An anonymous reader asks: "I've been asked by my employer to come up with a business plan to sell a software product of ours overseas. We are a fairly well-known Korean telecom operator, but have little presence overseas, and this is our first internally developed software product -- an e-learning management system. We believe South Asia and the U.S. will be strong markets, and that the product itself is competitive feature-wise. What is the best strategy to use to break into overseas markets? How should we go about finding distributors, and what sorts of partnership models should we expect?"

2 of 18 comments (clear)

  1. Use the Web by khanyisa · · Score: 3, Interesting

    I'm from a software development company in South Africa, we target an international market (selling industrial software). We tried a method of using distributors in different countries, but it was actually much harder to get them to contact customers than it was to find the customers over the web. Our biggest customers / potential customers have been the ones that have come to us over the web. The reason? We have a good, simple web site with lots of product info and all the documentation for our products, so if people are searching they find it easily and can see that it's what they want. I would say use distributors if neccessary for the actual wrapping up of the sale, but don't expect them to generate sales for you, just put the effort in on your web site.

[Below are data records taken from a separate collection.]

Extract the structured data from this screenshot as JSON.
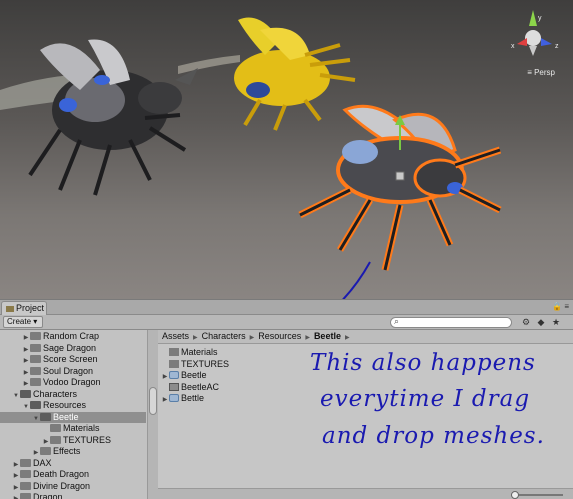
{
  "scene": {
    "view_mode": "Persp",
    "gizmo_axes": [
      "y",
      "x",
      "z"
    ]
  },
  "project": {
    "tab_label": "Project",
    "create_label": "Create",
    "tree": [
      {
        "label": "Random Crap",
        "depth": 1,
        "expanded": false
      },
      {
        "label": "Sage Dragon",
        "depth": 1,
        "expanded": false
      },
      {
        "label": "Score Screen",
        "depth": 1,
        "expanded": false
      },
      {
        "label": "Soul Dragon",
        "depth": 1,
        "expanded": false
      },
      {
        "label": "Vodoo Dragon",
        "depth": 1,
        "expanded": false
      },
      {
        "label": "Characters",
        "depth": 0,
        "expanded": true
      },
      {
        "label": "Resources",
        "depth": 1,
        "expanded": true
      },
      {
        "label": "Beetle",
        "depth": 2,
        "expanded": true,
        "selected": true
      },
      {
        "label": "Materials",
        "depth": 3,
        "expanded": false,
        "leaf": true
      },
      {
        "label": "TEXTURES",
        "depth": 3,
        "expanded": false
      },
      {
        "label": "Effects",
        "depth": 2,
        "expanded": false
      },
      {
        "label": "DAX",
        "depth": 0,
        "expanded": false
      },
      {
        "label": "Death Dragon",
        "depth": 0,
        "expanded": false
      },
      {
        "label": "Divine Dragon",
        "depth": 0,
        "expanded": false
      },
      {
        "label": "Dragon",
        "depth": 0,
        "expanded": false
      }
    ],
    "breadcrumbs": [
      "Assets",
      "Characters",
      "Resources",
      "Beetle"
    ],
    "assets": [
      {
        "label": "Materials",
        "icon": "folder-icon",
        "expandable": false
      },
      {
        "label": "TEXTURES",
        "icon": "folder-icon",
        "expandable": false
      },
      {
        "label": "Beetle",
        "icon": "mesh-icon",
        "expandable": true
      },
      {
        "label": "BeetleAC",
        "icon": "animator-icon",
        "expandable": false
      },
      {
        "label": "Bettle",
        "icon": "mesh-icon",
        "expandable": true
      }
    ]
  },
  "annotation": {
    "line1": "This also happens",
    "line2": "everytime  I  drag",
    "line3": "and drop meshes."
  }
}
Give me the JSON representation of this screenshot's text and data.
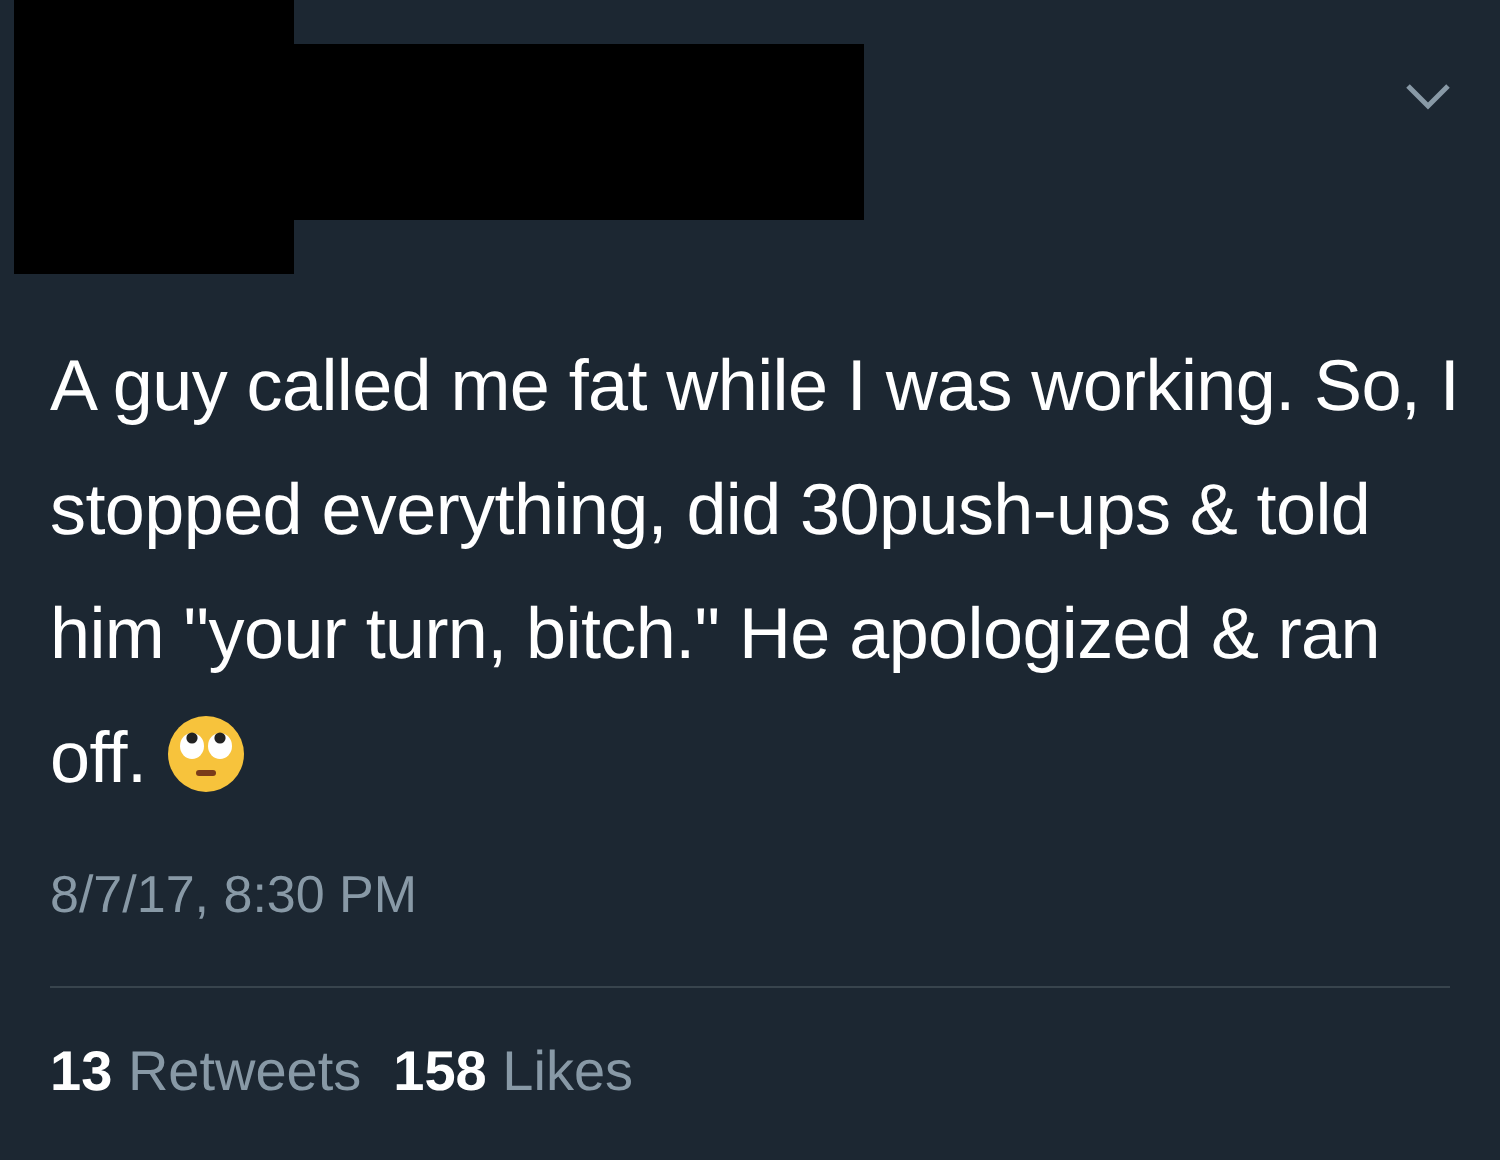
{
  "tweet": {
    "text": "A guy called me fat while I was working. So, I stopped everything, did 30push-ups & told him \"your turn, bitch.\" He apologized & ran off.",
    "timestamp": "8/7/17, 8:30 PM",
    "retweets": {
      "count": "13",
      "label": "Retweets"
    },
    "likes": {
      "count": "158",
      "label": "Likes"
    }
  }
}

  2. Re:Business in South Asia by Anonymous Coward · · Score: 1, Interesting

    OK, to answer your questions:

    1) You figured it out, we are the Korean telco
    2) It is a web-based system that supports a bunch of different content formats and database backends. It is designed to be used in a large enterprise, and is correspondingly expensive -- several tens of thousands of U.S. dollars for a licence of several hundred users. A comparable product would be Saba or IBM Mindspan -- although we are somewhat less expensive.
    3a) See 1
    3b) Good question. The system is suitable for both corporate and public users, but our only current customer (other than ourselves) is a large government department.

    We figure target customers will depend on the country. For example, the IT training sector is growing quickly in India and those companies could make use of this type of software. Generally though, financial companies, tech companies, and government departments will probably make sensible targets for this type of solution.

    6) Yes, we support Unicode. For much of S. Asia though (e.g. Malaysia, Singapore, India), English is good enough.

    By the way, I should problably point out that I consider South Asia to mean south of China. I would consider China, Japan, Korea, etc to be North or East Asia.